How do I find the real part of a complex number with a square root inside?

[sjmacewan]

Hello there,
I've been given the task of find the real part for the following expression

\sqrt{x+iy}

And I'm a bit stuck. I figure that I'll just say that that equation is equal to some other imaginary number a+bi where 'a' is the real part and 'b' is the imaginary part, and try to solve for a. But after squaring both sides i get stuck immediately...

x+iy = a^2 + 2abi - b^2

And i don't know where to go. Perhaps I'm going the wrong way with this one, any help would be appreciated.

Edit: Ok, I've made some progress...

I know then that

x = a^2 - b^2
and
iy = 2abi

So i try to get rid of the b term in the real one, but the only substitution I can make results in a y term being introduced into the real part, which is just adding another imaginary number in there...

 

[Hurkyl]

only substitution I can make results in a y term being introduced into the real part

Aren't you trying to express a and b in terms of x and y?

which is just adding another imaginary number in there...

No it's not -- y is not imaginary.

 

[sjmacewan]

ooh, after seeing iy i just labeled both as being imaginary, but i suppose that's not true...i'll keep working then!edit: i still seem to get stuck pretty quickly...

making the substitution b=\frac{y}{2a} and plugging that into x=a^2-b^2 gets me to:
x=a^2- \frac{y^2}{4a^2}
And again, i feel stuck. I've tried putting them over a common denominator, but that doesn't seem to lead anyplace useful...

 

[HallsofIvy]

ooh, after seeing iy i just labeled both as being imaginary, but i suppose that's not true...i'll keep working then!


edit: i still seem to get stuck pretty quickly...

making the substitution b=\frac{y}{2a} and plugging that into x=a^2-b^2 gets me to:
x=a^2- \frac{y^2}{4a^2}
And again, i feel stuck. I've tried putting them over a common denominator, but that doesn't seem to lead anyplace useful...

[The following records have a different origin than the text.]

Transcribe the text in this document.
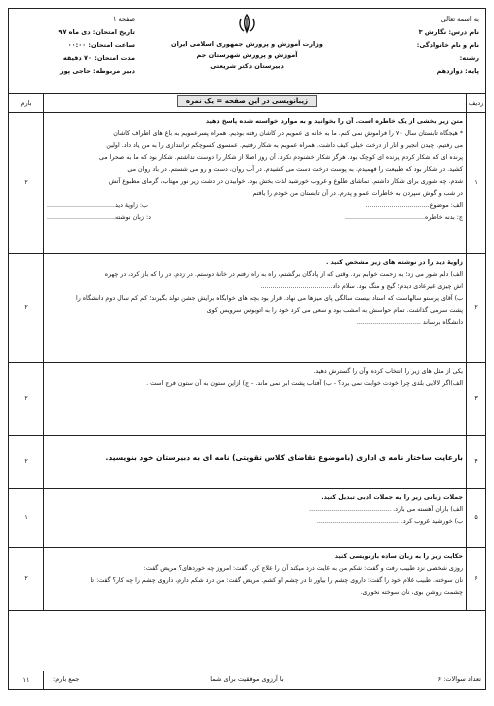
به اسمه تعالی
نام درس: نگارش ۳
نام و نام خانوادگی:
رشته:
پایه: دوازدهم
وزارت آموزش و پرورش جمهوری اسلامی ایران
آموزش و پرورش شهرستان جم
دبیرستان دکتر شریعتی
صفحه ۱
تاریخ امتحان: دی ماه ۹۷
ساعت امتحان: ۰۰:۰۰
مدت امتحان: ۷۰ دقیقه
دبیر مربوطه: حاجی پور
ردیف
زیبانویسی در این صفحه = یک نمره
بارم
۱
۲

متن زیر بخشی از یک خاطره است. آن را بخوانید و به موارد خواسته شده پاسخ دهید

* هیجگاه تابستان سال ۷۰ را فراموش نمی کنم. ما به خانه ی عمویم در کاشان رفته بودیم. همراه پسرعمویم به باغ های اطراف کاشان

می رفتیم. چیدن انجیر و انار از درخت خیلی کیف داشت. همراه عمویم به شکار رفتیم. عمسوی کسوچکم ترانندازی را به من یاد داد. اولین

پرنده ای که شکار کردم پرنده ای کوچک بود. هرگز شکار خشنودم نکرد. آن روز اصلا از شکار را دوست نداشتم. شکار بود که ما به صحرا می

کشید. در شکار بود که طبیعت را فهمیدم. به پوست درخت دست می کشیدم. در آب روان، دست و رو می شستم. در باد روان می

شدم. چه شوری برای شکار داشتم. تماشای طلوع و غروب خورشید لذت بخش بود. خوابیدن در دشت زیر نور مهتاب، گرمای مطبوع آتش

در شب و گوش سپردن به خاطرات عمو و پدرم. در آن تابستان من خودم را یافتم

الف: موضوع................................
ب: زاویهٔ دید..................................
ج: بدنه خاطره........................................
د: زبان نوشته..................................
۲
۲

زاویهٔ دید را در نوشته های زیر مشخص کنید .

الف) دلم شور می زد؛ به زحمت خوابم برد. وقتی که از پادگان برگشتم، راه به راه رفتم در خانهٔ دوستم. در زدم. در را که باز کرد، در چهره

اش چیزی غیرعادی دیدم؛ گیج و منگ بود. سلام داد....................................

ب) آقای پرستو سالهاست که استاد بیست سالگی پای میزها می نهاد. قرار بود بچه های خوابگاه برایش جشن تولد بگیرند؛ کم کم سال دوم دانشگاه را

پشت سرمی گذاشت. تمام حواسش به امشب بود و سعی می کرد خود را به اتوبوس سرویس کوی

دانشگاه برساند ................................

۳
۲

یکی از مثل های زیر را انتخاب کرده وآن را گسترش دهید.

الف)اگر لالایی بلدی چرا خودت خوابت نمی برد؟ - ب) آفتاب پشت ابر نمی ماند. - ج) ازاین ستون به آن ستون فرج است .

۴
۲	بارعایت ساختار نامه ی اداری (باموضوع تقاضای کلاس تقویتی) نامه ای به دبیرستان خود بنویسید.

۵
۱

جملات زبانی زیر را به جملات ادبی تبدیل کنید.

الف) باران آهسته می بارد. .........................................

ب) خورشید غروب کرد. .........................................

۶
۲

حکایت زیر را به زبان ساده بازنویسی کنید

روزی شخصی نزد طبیب رفت و گفت: شکم من به غایت درد میکند آن را علاج کن. گفت: امروز چه خوردهای؟ مریض گفت:

نان سوخته. طبیب غلام خود را گفت: داروی چشم را بیاور تا در چشم او کشم. مریض گفت: من درد شکم دارم، داروی چشم را چه کار؟ گفت: تا

چشمت روشن بوی، نان سوخته نخوری.

تعداد سوالات: ۶
با آرزوی موفقیت برای شما
جمع بارم:
۱۱
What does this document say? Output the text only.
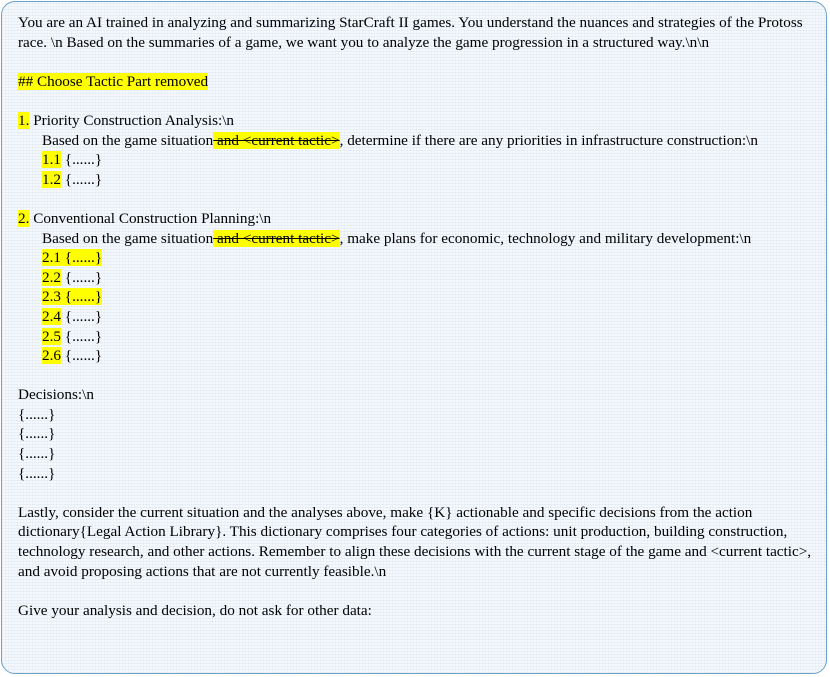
You are an AI trained in analyzing and summarizing StarCraft II games. You understand the nuances and strategies of the Protoss race. \n Based on the summaries of a game, we want you to analyze the game progression in a structured way.\n\n
## Choose Tactic Part removed
1. Priority Construction Analysis:\n
Based on the game situation and <current tactic>, determine if there are any priorities in infrastructure construction:\n
1.1 {......}
1.2 {......}
2. Conventional Construction Planning:\n
Based on the game situation and <current tactic>, make plans for economic, technology and military development:\n
2.1 {......}
2.2 {......}
2.3 {......}
2.4 {......}
2.5 {......}
2.6 {......}
Decisions:\n
{......}
{......}
{......}
{......}
Lastly, consider the current situation and the analyses above, make {K} actionable and specific decisions from the action dictionary{Legal Action Library}. This dictionary comprises four categories of actions: unit production, building construction, technology research, and other actions. Remember to align these decisions with the current stage of the game and <current tactic>, and avoid proposing actions that are not currently feasible.\n
Give your analysis and decision, do not ask for other data:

Getting a common denominator is one way but the better way to handle equations with fractions is to multiply the entire equation by the "common" denominator- here just 4a². If you do that you get the quartic equation 4a^2= 4a^4- y^2 or 4a^4- 4a^2- y^2= 0. That's actually a quadratic equation in a².

 

[sjmacewan]

OK...tell me if this looks ok...it's really ugly and there's step or two which I'm not confident about:

0=a^2-\frac{y^2}{4a^2}-x
0=\frac{4a^4 - 4xa^2 - y^2}{4a^2}
0=4a^4 - 4xa^2 - y^2

a^2 = \frac{4x \pm \sqrt{16x^2 - (4*4*-y^2)}}{2*4}

a^2 = \frac{4x \pm \sqrt{16x^2 + 16y^2}}{8}

a^2 = \frac{4x \pm \sqrt{16(x^2+y^2)}}{8}

a^2 = \frac{4x \pm 4\sqrt{x^2 + y^2}}{8}

a^2 = \frac{x \pm \sqrt{x^2 + y^2}}{2}

a=\sqrt \frac{x \pm \sqrt{x^2 + y^2}}{2}}Can i leave it like that? (you may need to refresh the screen, I've fixed the tex)

 

[HallsofIvy]

Yes, that looks good- except of course that you should have a \pm on the outside and you don't really need the one inside the square root, only +. Taking the negative would make a imaginary and it must be real.

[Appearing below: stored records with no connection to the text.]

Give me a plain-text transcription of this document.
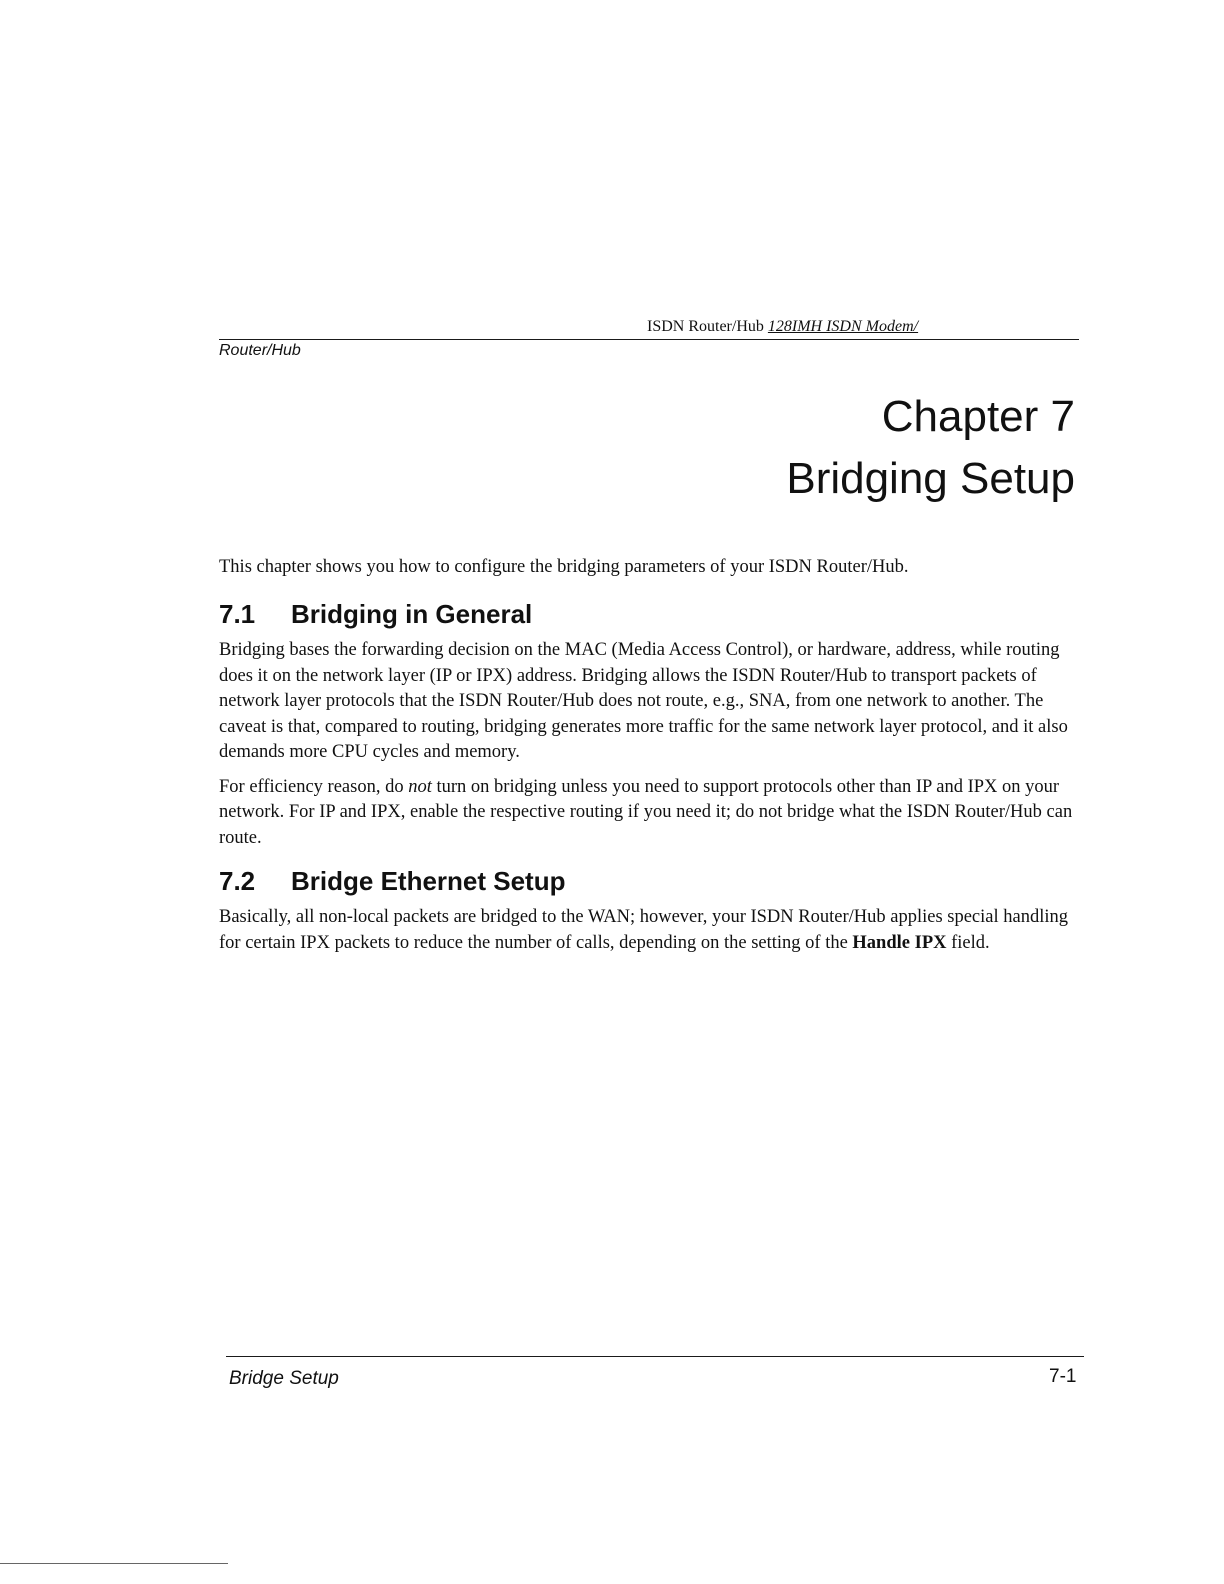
ISDN Router/Hub 128IMH ISDN Modem/
Router/Hub
Chapter 7
Bridging Setup

This chapter shows you how to configure the bridging parameters of your ISDN Router/Hub.

7.1 Bridging in General

Bridging bases the forwarding decision on the MAC (Media Access Control), or hardware, address, while routing does it on the network layer (IP or IPX) address. Bridging allows the ISDN Router/Hub to transport packets of network layer protocols that the ISDN Router/Hub does not route, e.g., SNA, from one network to another. The caveat is that, compared to routing, bridging generates more traffic for the same network layer protocol, and it also demands more CPU cycles and memory.

For efficiency reason, do not turn on bridging unless you need to support protocols other than IP and IPX on your network. For IP and IPX, enable the respective routing if you need it; do not bridge what the ISDN Router/Hub can route.

7.2 Bridge Ethernet Setup

Basically, all non-local packets are bridged to the WAN; however, your ISDN Router/Hub applies special handling for certain IPX packets to reduce the number of calls, depending on the setting of the Handle IPX field.

Bridge Setup	7-1
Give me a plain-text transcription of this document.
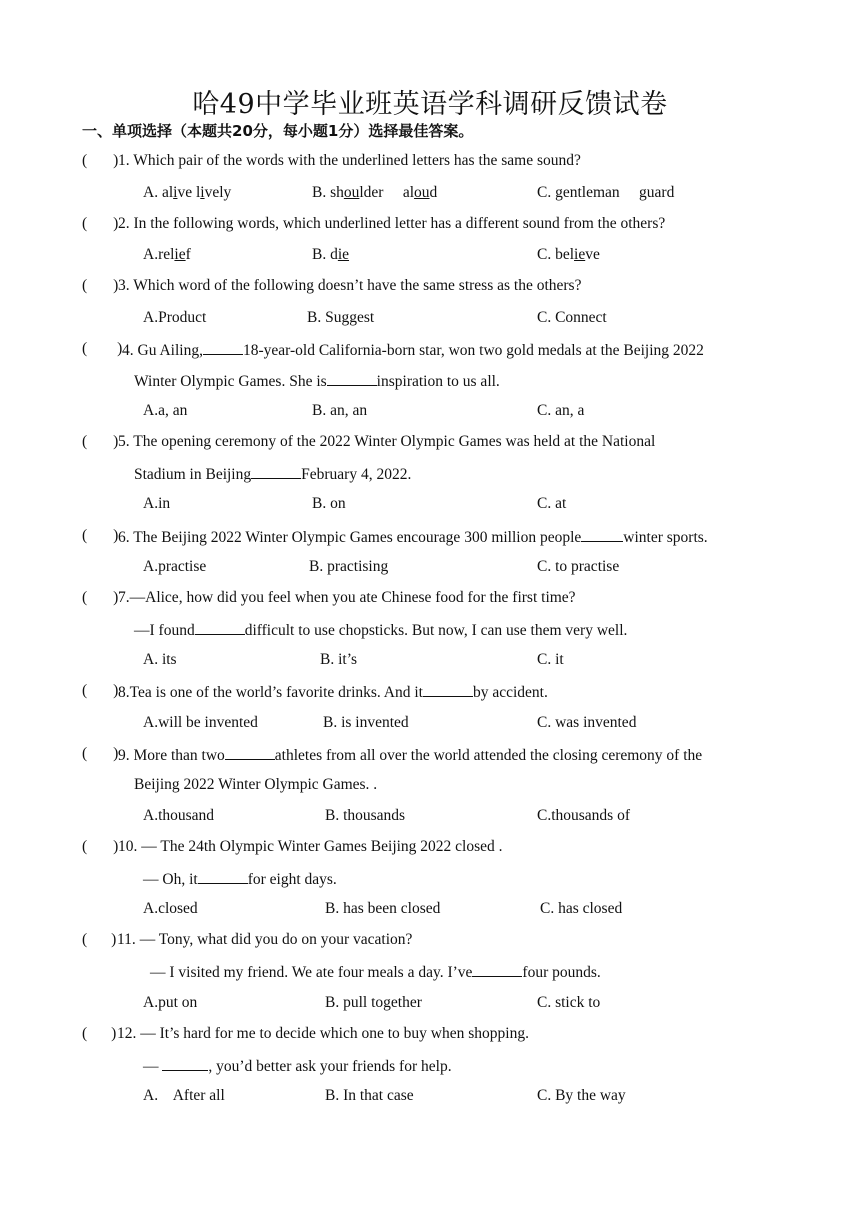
哈49中学毕业班英语学科调研反馈试卷
一、单项选择（本题共20分，每小题1分）选择最佳答案。
( ) 1. Which pair of the words with the underlined letters has the same sound?
A. alive lively	B. shoulder     aloud	C. gentleman     guard
( ) 2. In the following words, which underlined letter has a different sound from the others?
A.relief	B. die	C. believe
( ) 3. Which word of the following doesn’t have the same stress as the others?
A.Product	B. Suggest	C. Connect
( ) 4. Gu Ailing,	18-year-old California-born star, won two gold medals at the Beijing 2022
Winter Olympic Games. She is	inspiration to us all.
A.a, an	B. an, an	C. an, a
( ) 5. The opening ceremony of the 2022 Winter Olympic Games was held at the National
Stadium in Beijing	February 4, 2022.
A.in	B. on	C. at
( ) 6. The Beijing 2022 Winter Olympic Games encourage 300 million people	winter sports.
A.practise	B. practising	C. to practise
( ) 7.—Alice, how did you feel when you ate Chinese food for the first time?
—I found	difficult to use chopsticks. But now, I can use them very well.
A. its	B. it’s	C. it
( ) 8.Tea is one of the world’s favorite drinks. And it	by accident.
A.will be invented	B. is invented	C. was invented
( ) 9. More than two	athletes from all over the world attended the closing ceremony of the
Beijing 2022 Winter Olympic Games. .
A.thousand	B. thousands	C.thousands of
( ) 10. — The 24th Olympic Winter Games Beijing 2022 closed .
— Oh, it	for eight days.
A.closed	B. has been closed	C. has closed
( ) 11. — Tony, what did you do on your vacation?
— I visited my friend. We ate four meals a day. I’ve	four pounds.
A.put on	B. pull together	C. stick to
( ) 12. — It’s hard for me to decide which one to buy when shopping.
—	, you’d better ask your friends for help.
A.    After all	B. In that case	C. By the way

You can check by looking at some simple examples. Suppose x is positive, y= 0. What does that formula give? Suppose x is negative, y=0. Suppose x= 0, y= 1. (The square root of i is \frac{\sqrt{2}}{2}(1+ i) and -\frac{\sqrt{2}}{2}(1+ i).)

 

[sjmacewan]

alright, thanks for the pointers there, i can't say I've run across many solutions with a root inside a root, seemed a bit odd to me...thanks again!